Metabolism 
While many specific virulence factors, which enable the microbes to overcome the various physical and biochemical barriers of the infected hosts, have been investigated in detail, little attention has been given to the metabolic requirements and substrate availability of bacteria in vivo.
Both in insects and mammals, pathogens get access to host-specific nutrients, but also encounter substrate limitations such as low iron concentration.
In this chapter, we focus on metabolic pathways of P. luminescens and Y. enterocolitica absent in E. coli, induced at low temperature, or already known to be virulence-associated.
Degradative pathways P. luminescens and Y. enterocolitica share loci encoding several common degradation pathways that are absent in E. coli K-12, including the urease operon (ureABCEFGD), the genes involved in myo-inositol degradation, and the histidine degradation operon (hutHUCGI).
These pathways might help the bacteria to gain access to sufficient amounts of substrates and thus to proliferate in the hemolymph of the insect larvae.
We recently reported that the genes of the urease operon as well as a histidine ammonia lyase (ye3021/plu1240), which deaminates histidine to urocanic acid, are highly induced in Y. enterocolitica upon temperature decrease [67].
Beside arginine (5.17 mumol/g), lysine (12.23 mumol/g), serine (6.77 mumol/g) and proline (6.40 mumol/g), histidine (5.04 mumol/g) is the most abundant free amino acids in the Hyalophora gloveri fat body [98].
The synthesis of vitamin B12 that occurs only anaerobically is required for the degradation of 1,2-propanediol by the products of the pdu operon, as well as of ethanolamine by the eutABC-encoded enzymes.
The cobalamine-dependent anaerobic growth of Salmonella typhimurium on both these substrates has been shown to be supported by the alternative electron acceptor tetrathionate whose respiration is facilitated by the tetrathionate reductase gene cluster ttr [99,100].
Beside S. typhimurium, all these genetic determinants were found only in few other bacteria, namely the human pathogens Listeria monocytogenes, and Clostridium perfringens [101].
Y. enterocolitica carries the genes encoding tetrathionate reductase (ttrABC) and the TCS TtrRS (YE1613-1617).
The gene clusters for cobalamin synthesis and propanediol degradation are located on a 40-kb genomic island (ye2707-2750), but the eutABC operon is missing.

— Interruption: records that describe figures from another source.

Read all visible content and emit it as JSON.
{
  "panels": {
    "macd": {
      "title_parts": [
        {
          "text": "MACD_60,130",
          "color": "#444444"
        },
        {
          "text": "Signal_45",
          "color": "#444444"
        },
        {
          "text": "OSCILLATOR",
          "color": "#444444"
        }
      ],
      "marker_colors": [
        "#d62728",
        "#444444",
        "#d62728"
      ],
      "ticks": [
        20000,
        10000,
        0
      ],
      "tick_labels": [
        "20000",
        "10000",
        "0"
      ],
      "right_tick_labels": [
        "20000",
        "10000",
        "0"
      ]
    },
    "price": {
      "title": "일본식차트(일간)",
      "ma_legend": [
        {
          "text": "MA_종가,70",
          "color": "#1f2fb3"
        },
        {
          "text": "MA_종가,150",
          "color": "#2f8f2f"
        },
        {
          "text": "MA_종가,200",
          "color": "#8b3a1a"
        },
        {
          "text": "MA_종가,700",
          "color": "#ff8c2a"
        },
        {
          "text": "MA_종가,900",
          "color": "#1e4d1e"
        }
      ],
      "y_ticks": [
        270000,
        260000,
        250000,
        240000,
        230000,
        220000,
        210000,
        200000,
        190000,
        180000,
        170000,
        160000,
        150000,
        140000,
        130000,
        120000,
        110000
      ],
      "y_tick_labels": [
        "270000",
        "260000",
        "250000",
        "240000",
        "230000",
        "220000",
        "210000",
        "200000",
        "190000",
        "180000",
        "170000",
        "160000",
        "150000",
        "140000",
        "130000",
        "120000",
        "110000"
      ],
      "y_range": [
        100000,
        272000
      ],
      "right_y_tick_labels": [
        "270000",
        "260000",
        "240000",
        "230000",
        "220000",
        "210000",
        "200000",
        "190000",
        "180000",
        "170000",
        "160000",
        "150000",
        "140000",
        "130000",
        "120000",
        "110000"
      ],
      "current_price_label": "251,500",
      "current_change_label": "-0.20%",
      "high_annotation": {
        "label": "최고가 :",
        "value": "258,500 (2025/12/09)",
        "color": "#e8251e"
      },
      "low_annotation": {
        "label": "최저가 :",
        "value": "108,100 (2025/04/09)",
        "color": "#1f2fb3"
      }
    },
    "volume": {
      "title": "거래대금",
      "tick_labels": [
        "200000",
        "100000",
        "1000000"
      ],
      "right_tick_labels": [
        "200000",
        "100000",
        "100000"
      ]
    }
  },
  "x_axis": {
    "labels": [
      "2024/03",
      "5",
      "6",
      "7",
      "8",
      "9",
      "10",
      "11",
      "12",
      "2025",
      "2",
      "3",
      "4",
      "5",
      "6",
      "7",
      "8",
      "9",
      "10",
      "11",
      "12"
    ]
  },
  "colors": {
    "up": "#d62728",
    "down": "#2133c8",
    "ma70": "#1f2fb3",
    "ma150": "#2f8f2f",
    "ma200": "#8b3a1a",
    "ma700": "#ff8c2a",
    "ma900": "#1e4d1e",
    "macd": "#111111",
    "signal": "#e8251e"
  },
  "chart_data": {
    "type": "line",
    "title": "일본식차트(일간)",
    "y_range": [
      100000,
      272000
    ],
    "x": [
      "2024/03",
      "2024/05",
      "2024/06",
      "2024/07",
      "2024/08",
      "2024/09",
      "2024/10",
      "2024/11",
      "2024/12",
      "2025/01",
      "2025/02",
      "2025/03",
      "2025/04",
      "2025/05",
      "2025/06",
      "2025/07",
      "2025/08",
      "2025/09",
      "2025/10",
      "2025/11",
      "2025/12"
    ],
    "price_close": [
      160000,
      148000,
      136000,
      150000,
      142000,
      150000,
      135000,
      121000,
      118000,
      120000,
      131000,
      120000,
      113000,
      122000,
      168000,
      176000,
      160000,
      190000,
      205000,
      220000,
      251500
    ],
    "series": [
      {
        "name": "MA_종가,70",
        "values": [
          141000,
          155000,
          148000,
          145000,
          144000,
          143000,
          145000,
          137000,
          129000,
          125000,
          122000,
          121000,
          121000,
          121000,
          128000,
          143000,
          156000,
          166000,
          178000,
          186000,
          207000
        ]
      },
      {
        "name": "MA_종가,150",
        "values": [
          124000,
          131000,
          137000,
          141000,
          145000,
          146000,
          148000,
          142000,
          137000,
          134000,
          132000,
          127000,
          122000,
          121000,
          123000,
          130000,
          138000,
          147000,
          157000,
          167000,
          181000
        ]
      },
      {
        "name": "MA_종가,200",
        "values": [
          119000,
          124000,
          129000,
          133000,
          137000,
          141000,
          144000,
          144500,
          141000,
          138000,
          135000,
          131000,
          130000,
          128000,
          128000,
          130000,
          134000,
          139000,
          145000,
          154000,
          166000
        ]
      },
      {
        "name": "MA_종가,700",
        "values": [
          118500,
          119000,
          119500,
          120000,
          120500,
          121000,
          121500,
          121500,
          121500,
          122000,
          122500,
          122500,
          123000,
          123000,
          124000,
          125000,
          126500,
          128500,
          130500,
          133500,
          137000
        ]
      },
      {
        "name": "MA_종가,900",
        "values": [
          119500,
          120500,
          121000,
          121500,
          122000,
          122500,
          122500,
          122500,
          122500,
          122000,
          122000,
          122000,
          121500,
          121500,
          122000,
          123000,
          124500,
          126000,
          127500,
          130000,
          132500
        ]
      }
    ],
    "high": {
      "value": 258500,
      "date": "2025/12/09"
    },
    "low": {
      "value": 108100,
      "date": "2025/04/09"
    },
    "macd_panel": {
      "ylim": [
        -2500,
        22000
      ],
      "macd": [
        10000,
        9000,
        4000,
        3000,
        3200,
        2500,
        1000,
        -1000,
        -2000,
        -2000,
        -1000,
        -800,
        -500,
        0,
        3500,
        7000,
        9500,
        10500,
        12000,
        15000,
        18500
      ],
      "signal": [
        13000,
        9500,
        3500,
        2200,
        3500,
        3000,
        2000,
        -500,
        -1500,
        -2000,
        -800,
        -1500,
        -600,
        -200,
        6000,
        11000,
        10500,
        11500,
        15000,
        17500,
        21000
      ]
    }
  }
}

Propanediol degradation by Y. enterocolitica might also be supported by YE4187 with a putative GlcG domain which is predicted to be involved in glycolate and propanediol utilization.
The cobalamine synthesis genes and the eutABC operon, but not ttrC, ttrR, ttrS and the propanediol utilization gene cluster, are also present in the genome of P. luminescens, suggesting the degradation of phosphatidylethanolamine as additional energy source in the insect host [102].

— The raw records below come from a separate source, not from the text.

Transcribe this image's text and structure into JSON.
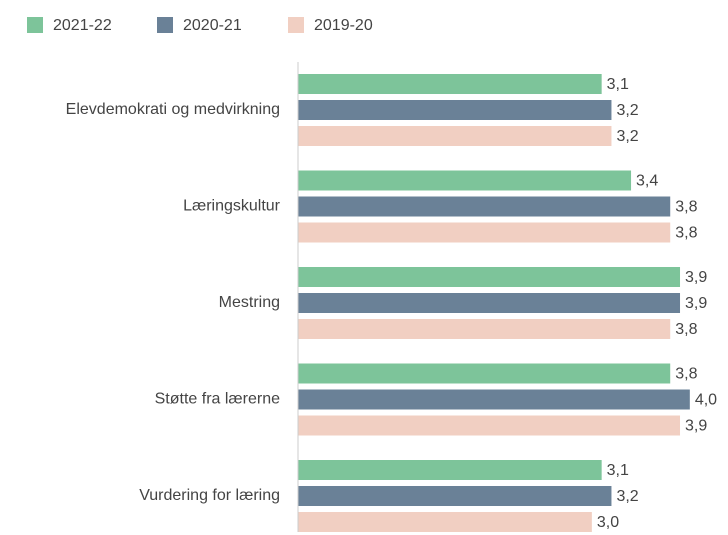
{
  "chart_data": {
    "type": "hbar",
    "categories": [
      "Elevdemokrati og medvirkning",
      "Læringskultur",
      "Mestring",
      "Støtte fra lærerne",
      "Vurdering for læring"
    ],
    "series": [
      {
        "name": "2021-22",
        "color": "#7dc49a",
        "values": [
          3.1,
          3.4,
          3.9,
          3.8,
          3.1
        ],
        "value_labels": [
          "3,1",
          "3,4",
          "3,9",
          "3,8",
          "3,1"
        ]
      },
      {
        "name": "2020-21",
        "color": "#6a8197",
        "values": [
          3.2,
          3.8,
          3.9,
          4.0,
          3.2
        ],
        "value_labels": [
          "3,2",
          "3,8",
          "3,9",
          "4,0",
          "3,2"
        ]
      },
      {
        "name": "2019-20",
        "color": "#f1cfc2",
        "values": [
          3.2,
          3.8,
          3.8,
          3.9,
          3.0
        ],
        "value_labels": [
          "3,2",
          "3,8",
          "3,8",
          "3,9",
          "3,0"
        ]
      }
    ],
    "xlim": [
      0,
      4.4
    ],
    "legend": "top-left"
  }
}
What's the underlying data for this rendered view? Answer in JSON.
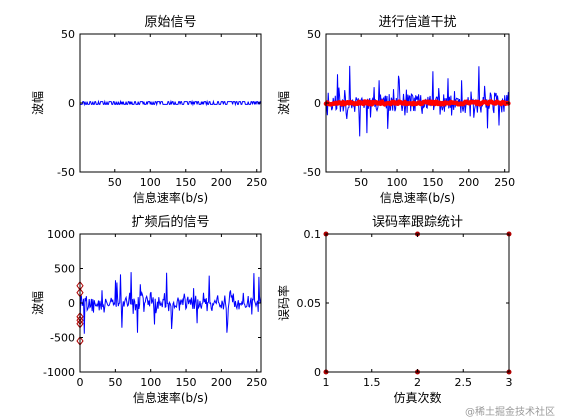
{
  "watermark": "@稀土掘金技术社区",
  "colors": {
    "signal": "#0000ff",
    "marker": "#ff0000",
    "diamond": "#b00000",
    "axis": "#000000"
  },
  "chart_data": [
    {
      "type": "line",
      "title": "原始信号",
      "xlabel": "信息速率(b/s)",
      "ylabel": "波幅",
      "xlim": [
        1,
        256
      ],
      "ylim": [
        -50,
        50
      ],
      "xticks": [
        50,
        100,
        150,
        200,
        250
      ],
      "yticks": [
        -50,
        0,
        50
      ],
      "series": [
        {
          "style": "blue-square-wave",
          "amplitude": 1,
          "n": 256,
          "seed": 11
        }
      ]
    },
    {
      "type": "line",
      "title": "进行信道干扰",
      "xlabel": "信息速率(b/s)",
      "ylabel": "波幅",
      "xlim": [
        1,
        256
      ],
      "ylim": [
        -50,
        50
      ],
      "xticks": [
        50,
        100,
        150,
        200,
        250
      ],
      "yticks": [
        -50,
        0,
        50
      ],
      "series": [
        {
          "style": "blue-noise",
          "amplitude": 8,
          "peak": 27,
          "n": 256,
          "seed": 23
        },
        {
          "style": "red-markers",
          "amplitude": 1,
          "n": 256,
          "seed": 37
        }
      ]
    },
    {
      "type": "line",
      "title": "扩频后的信号",
      "xlabel": "信息速率(b/s)",
      "ylabel": "波幅",
      "xlim": [
        0,
        256
      ],
      "ylim": [
        -1000,
        1000
      ],
      "xticks": [
        0,
        50,
        100,
        150,
        200,
        250
      ],
      "yticks": [
        -1000,
        -500,
        0,
        500,
        1000
      ],
      "series": [
        {
          "style": "blue-noise",
          "amplitude": 120,
          "peak": 450,
          "n": 256,
          "seed": 41
        },
        {
          "style": "red-diamonds",
          "x": [
            0,
            0,
            0,
            0,
            0,
            0
          ],
          "y": [
            250,
            150,
            -200,
            -250,
            -300,
            -550
          ]
        }
      ]
    },
    {
      "type": "line",
      "title": "误码率跟踪统计",
      "xlabel": "仿真次数",
      "ylabel": "误码率",
      "xlim": [
        1,
        3
      ],
      "ylim": [
        0,
        0.1
      ],
      "xticks": [
        1,
        1.5,
        2,
        2.5,
        3
      ],
      "yticks": [
        0,
        0.05,
        0.1
      ],
      "series": [
        {
          "name": "",
          "x": [
            1,
            2,
            3
          ],
          "y": [
            0.1,
            0.1,
            0.1
          ]
        },
        {
          "name": "",
          "x": [
            1,
            2,
            3
          ],
          "y": [
            0,
            0,
            0
          ]
        }
      ]
    }
  ]
}
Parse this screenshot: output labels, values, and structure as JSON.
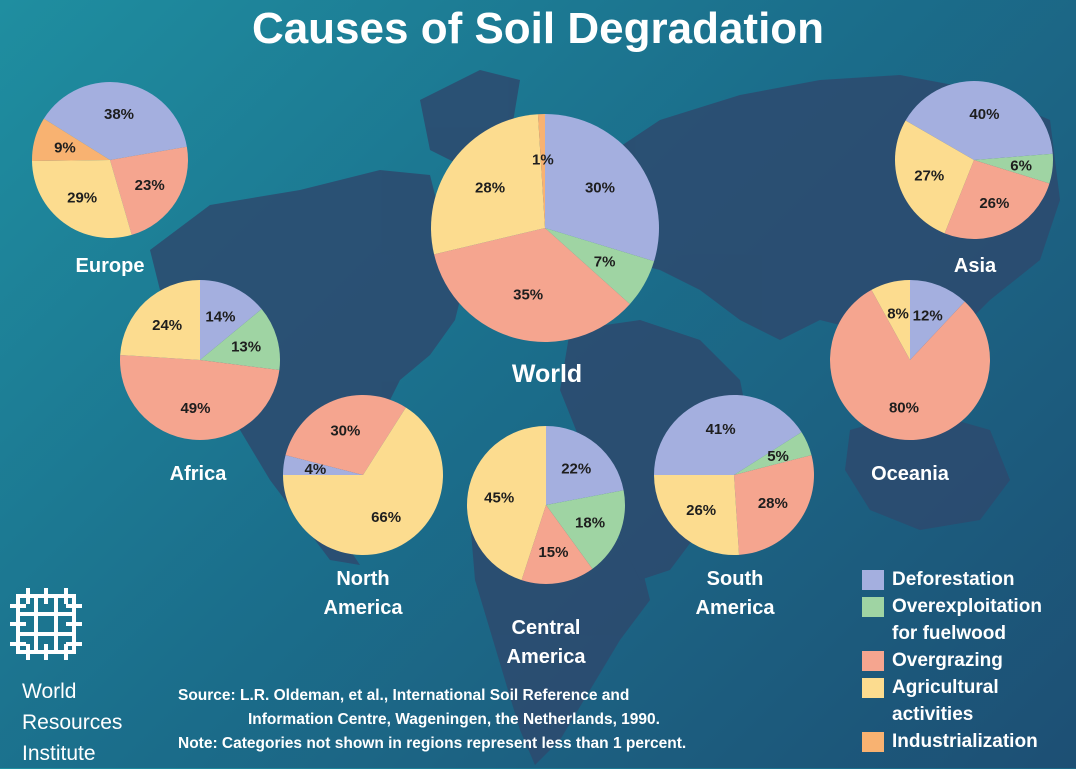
{
  "header": {
    "title": "Causes of Soil Degradation"
  },
  "colors": {
    "Deforestation": "#a4afdf",
    "Overexploitation for fuelwood": "#9fd4a3",
    "Overgrazing": "#f5a58f",
    "Agricultural activities": "#fcdc8f",
    "Industrialization": "#f8b271"
  },
  "chart_data": {
    "type": "pie",
    "title": "Causes of Soil Degradation",
    "categories": [
      "Deforestation",
      "Overexploitation for fuelwood",
      "Overgrazing",
      "Agricultural activities",
      "Industrialization"
    ],
    "pies": [
      {
        "region": "Europe",
        "values": {
          "Deforestation": 38,
          "Overgrazing": 23,
          "Agricultural activities": 29,
          "Industrialization": 9
        }
      },
      {
        "region": "World",
        "values": {
          "Deforestation": 30,
          "Overexploitation for fuelwood": 7,
          "Overgrazing": 35,
          "Agricultural activities": 28,
          "Industrialization": 1
        }
      },
      {
        "region": "Asia",
        "values": {
          "Deforestation": 40,
          "Overexploitation for fuelwood": 6,
          "Overgrazing": 26,
          "Agricultural activities": 27
        }
      },
      {
        "region": "Africa",
        "values": {
          "Deforestation": 14,
          "Overexploitation for fuelwood": 13,
          "Overgrazing": 49,
          "Agricultural activities": 24
        }
      },
      {
        "region": "Oceania",
        "values": {
          "Deforestation": 12,
          "Overgrazing": 80,
          "Agricultural activities": 8
        }
      },
      {
        "region": "North America",
        "values": {
          "Deforestation": 4,
          "Overgrazing": 30,
          "Agricultural activities": 66
        }
      },
      {
        "region": "Central America",
        "values": {
          "Deforestation": 22,
          "Overexploitation for fuelwood": 18,
          "Overgrazing": 15,
          "Agricultural activities": 45
        }
      },
      {
        "region": "South America",
        "values": {
          "Deforestation": 41,
          "Overexploitation for fuelwood": 5,
          "Overgrazing": 28,
          "Agricultural activities": 26
        }
      }
    ]
  },
  "legend": {
    "items": [
      "Deforestation",
      "Overexploitation for fuelwood",
      "Overgrazing",
      "Agricultural activities",
      "Industrialization"
    ]
  },
  "source": {
    "line1": "Source: L.R. Oldeman, et al., International Soil Reference and",
    "line2": "Information Centre, Wageningen, the Netherlands, 1990.",
    "note": "Note: Categories not shown in regions represent less than 1 percent."
  },
  "logo": {
    "line1": "World",
    "line2": "Resources",
    "line3": "Institute"
  }
}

Further metabolic genes common to both pathogens are dctA responsible for transport of C4- dicarboxylates across the membrane, the UhpABC regulatory system controlling the hexose phosphate transport by UhpT, and the three Mg2+ transport systems CorA, MgtA and MgtB.
The uhpABC operon as well as mgtC encoding the Mg2+ transport ATPase subunit have been found to be induced at low temperature in Y. enterocolitica [67], indicating a relevance for these metabolic genes for P. luminescens and Y. enterocolitica during insect infection.
Another gene, gltP encoding a glutamate-aspartate symporter, is also up-regulated at low temperature in Y. enterocolitica, but lacks a counterpart in P. luminescens.
Furthermore, both insecticidal bacteria produce a chitin-binding-like protein (Plu2352, YE3576), but chitinase-like proteins (Plu2235, Plu2458 and Plu2461) are without homologues in Y. enterocolitica.
This fact correlates once more with the separate lifestyle of both bacteria, e.g. association with the host and persistence for Y. enterocolitica, and association and bioconversion of the insect in case of P. luminescens.